赵平虏正拿着炭笔在纸上画圈,画得满头是汗,一圈套一圈,也不知道画的是什么。
赵安凝则安静静靠在哥旁边,拿手指戳他画好的圈。
“爹!”赵平虏抬头看见他,举起纸,“马!”
赵宁看了看那团黑乎乎的圈——确实有一点点马的轮廓。

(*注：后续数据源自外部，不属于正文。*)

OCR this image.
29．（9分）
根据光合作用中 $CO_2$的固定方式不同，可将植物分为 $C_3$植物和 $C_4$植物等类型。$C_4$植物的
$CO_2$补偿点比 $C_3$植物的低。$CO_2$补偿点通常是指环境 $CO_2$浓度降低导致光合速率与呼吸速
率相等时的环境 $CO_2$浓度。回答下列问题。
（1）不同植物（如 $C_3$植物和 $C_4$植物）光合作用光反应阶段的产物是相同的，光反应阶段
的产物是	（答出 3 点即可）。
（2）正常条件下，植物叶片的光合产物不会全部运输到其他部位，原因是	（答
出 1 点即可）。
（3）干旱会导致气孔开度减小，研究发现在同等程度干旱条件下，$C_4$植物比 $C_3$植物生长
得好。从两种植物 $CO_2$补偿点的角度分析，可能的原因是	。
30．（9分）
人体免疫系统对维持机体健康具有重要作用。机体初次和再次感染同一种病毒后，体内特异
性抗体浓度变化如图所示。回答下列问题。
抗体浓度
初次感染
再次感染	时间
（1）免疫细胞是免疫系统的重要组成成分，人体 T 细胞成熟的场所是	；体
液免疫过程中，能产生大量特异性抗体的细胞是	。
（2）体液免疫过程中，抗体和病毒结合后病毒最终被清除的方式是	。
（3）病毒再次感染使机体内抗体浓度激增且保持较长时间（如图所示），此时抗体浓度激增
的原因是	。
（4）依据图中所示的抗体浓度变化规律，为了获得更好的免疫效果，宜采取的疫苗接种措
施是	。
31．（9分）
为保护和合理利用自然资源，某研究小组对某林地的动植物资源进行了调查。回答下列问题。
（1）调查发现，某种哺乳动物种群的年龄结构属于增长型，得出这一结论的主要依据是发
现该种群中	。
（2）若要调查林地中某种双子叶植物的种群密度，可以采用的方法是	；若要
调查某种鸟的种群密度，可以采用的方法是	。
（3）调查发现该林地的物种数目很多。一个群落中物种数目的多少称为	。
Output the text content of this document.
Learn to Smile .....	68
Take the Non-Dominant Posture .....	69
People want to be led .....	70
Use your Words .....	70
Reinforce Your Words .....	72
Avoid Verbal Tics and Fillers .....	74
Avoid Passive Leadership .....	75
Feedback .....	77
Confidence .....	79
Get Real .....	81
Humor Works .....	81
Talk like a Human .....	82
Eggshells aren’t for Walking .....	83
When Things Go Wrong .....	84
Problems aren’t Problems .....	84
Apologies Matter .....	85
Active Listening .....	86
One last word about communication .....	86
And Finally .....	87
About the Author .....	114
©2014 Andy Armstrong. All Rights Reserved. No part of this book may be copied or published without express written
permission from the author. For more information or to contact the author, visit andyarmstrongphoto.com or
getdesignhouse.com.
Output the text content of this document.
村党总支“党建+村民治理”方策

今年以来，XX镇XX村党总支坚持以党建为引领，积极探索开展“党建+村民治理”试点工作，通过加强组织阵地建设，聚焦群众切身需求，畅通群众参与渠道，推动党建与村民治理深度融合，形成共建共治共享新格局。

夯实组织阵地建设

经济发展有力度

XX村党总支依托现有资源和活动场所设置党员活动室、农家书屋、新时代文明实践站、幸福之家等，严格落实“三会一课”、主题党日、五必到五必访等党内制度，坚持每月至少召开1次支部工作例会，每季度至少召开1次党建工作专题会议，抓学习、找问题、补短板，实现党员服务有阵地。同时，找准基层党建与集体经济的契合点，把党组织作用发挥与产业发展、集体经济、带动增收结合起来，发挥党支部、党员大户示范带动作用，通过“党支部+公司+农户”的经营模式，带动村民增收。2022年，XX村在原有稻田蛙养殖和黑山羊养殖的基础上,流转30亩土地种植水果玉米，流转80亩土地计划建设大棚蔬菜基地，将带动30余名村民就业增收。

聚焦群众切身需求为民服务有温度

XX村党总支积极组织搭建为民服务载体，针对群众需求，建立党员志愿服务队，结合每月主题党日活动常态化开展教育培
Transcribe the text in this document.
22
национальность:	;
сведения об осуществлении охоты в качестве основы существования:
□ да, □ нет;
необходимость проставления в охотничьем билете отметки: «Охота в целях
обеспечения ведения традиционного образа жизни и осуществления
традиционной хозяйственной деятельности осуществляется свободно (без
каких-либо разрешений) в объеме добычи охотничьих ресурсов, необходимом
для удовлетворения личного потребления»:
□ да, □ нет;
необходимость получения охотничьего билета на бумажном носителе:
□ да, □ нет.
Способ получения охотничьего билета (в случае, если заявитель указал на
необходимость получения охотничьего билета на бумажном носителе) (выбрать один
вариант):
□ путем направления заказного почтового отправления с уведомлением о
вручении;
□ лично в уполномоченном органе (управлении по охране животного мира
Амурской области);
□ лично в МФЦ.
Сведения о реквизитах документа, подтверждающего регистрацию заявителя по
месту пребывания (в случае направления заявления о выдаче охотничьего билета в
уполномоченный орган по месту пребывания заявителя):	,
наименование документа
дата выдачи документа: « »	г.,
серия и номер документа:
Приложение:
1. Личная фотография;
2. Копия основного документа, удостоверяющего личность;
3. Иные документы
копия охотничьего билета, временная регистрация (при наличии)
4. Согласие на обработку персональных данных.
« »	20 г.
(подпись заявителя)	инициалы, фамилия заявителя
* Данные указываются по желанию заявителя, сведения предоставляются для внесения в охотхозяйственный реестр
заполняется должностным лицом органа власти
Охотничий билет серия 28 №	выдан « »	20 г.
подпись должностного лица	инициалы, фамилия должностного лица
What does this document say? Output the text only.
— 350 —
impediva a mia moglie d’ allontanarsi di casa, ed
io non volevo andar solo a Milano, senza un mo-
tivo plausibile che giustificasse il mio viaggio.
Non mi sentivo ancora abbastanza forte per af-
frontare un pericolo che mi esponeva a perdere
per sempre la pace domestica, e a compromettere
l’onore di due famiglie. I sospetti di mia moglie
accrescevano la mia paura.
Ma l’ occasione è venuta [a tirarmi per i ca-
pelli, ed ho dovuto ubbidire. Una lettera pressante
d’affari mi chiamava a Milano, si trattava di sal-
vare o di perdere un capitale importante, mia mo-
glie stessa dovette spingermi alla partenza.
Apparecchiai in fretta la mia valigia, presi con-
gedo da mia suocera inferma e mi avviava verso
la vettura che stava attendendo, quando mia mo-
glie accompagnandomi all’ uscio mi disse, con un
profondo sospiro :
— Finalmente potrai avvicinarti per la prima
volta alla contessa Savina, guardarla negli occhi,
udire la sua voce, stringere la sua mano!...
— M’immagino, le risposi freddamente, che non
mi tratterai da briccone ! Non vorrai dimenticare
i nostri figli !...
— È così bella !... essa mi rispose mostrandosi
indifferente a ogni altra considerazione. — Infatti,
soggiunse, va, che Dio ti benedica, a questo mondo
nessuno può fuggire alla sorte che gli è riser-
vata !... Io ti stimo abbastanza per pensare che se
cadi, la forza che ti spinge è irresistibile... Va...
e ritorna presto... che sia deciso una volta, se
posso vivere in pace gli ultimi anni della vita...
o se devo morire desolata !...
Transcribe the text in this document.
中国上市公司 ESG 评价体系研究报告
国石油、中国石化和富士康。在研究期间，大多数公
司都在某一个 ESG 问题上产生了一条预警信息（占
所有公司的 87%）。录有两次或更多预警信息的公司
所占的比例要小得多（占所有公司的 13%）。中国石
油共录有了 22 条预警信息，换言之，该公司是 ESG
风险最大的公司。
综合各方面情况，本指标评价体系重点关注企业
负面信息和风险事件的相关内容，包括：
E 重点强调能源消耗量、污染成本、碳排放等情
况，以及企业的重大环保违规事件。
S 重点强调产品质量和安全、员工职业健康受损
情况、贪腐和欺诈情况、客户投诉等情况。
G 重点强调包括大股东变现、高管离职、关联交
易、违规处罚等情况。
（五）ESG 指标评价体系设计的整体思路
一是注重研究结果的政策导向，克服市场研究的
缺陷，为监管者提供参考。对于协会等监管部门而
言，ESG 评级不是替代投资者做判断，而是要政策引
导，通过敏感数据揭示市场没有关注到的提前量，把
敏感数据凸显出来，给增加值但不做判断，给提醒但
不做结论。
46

如果把想象力放到最大的话。
“画得好。”他摸了摸儿子的脑袋,又拍了拍安凝的小脸蛋。
安凝咧嘴一笑,露出刚冒头的两颗小米牙。
赵宁在书房待了小半刻钟,陪两个孩子闹了一会儿,才起身出来。
走到回廊时,赵福从后头小跑着追上来。
“爷。”赵福凑近了,压着嗓子,“开封来了封信。八百里加急,周王世子的。”
赵宁的脚步顿了一拍。
“放我书房了?”
“放了。信封上有火漆私印,没人动过。”
赵宁没再多问,径直往自己的外书房走。
书房门关上。
赵宁坐到案后,从抽屉里取出一把裁纸刀。
信封上的火漆还很完整,压着一枚不大的私印,刻的是“在鋌”二字,篆体,刀工稚嫩但一笔一划都很用力。
他裁开信封,抽出里面的信笺。
两页纸,字写得极工整。
通篇没有一个废字。
开头称呼是“赵阁老台鉴”,措辞恭敬但不卑微。
正文大意是:周王府世子朱在鋌,久仰阁老忠心谋国之风,愿为朝廷效犬马之劳。不敢言条件,不敢求回报,唯问阁老但有驱策,万死不辞。
末尾又加了一句——周王府虽处藩邸,亦知天下艰难,不敢只做太平闲人。
赵宁把信纸搁在桌上,往椅背上一靠。
有意思。
一个十几岁的宗室世子,能写出这种东西来。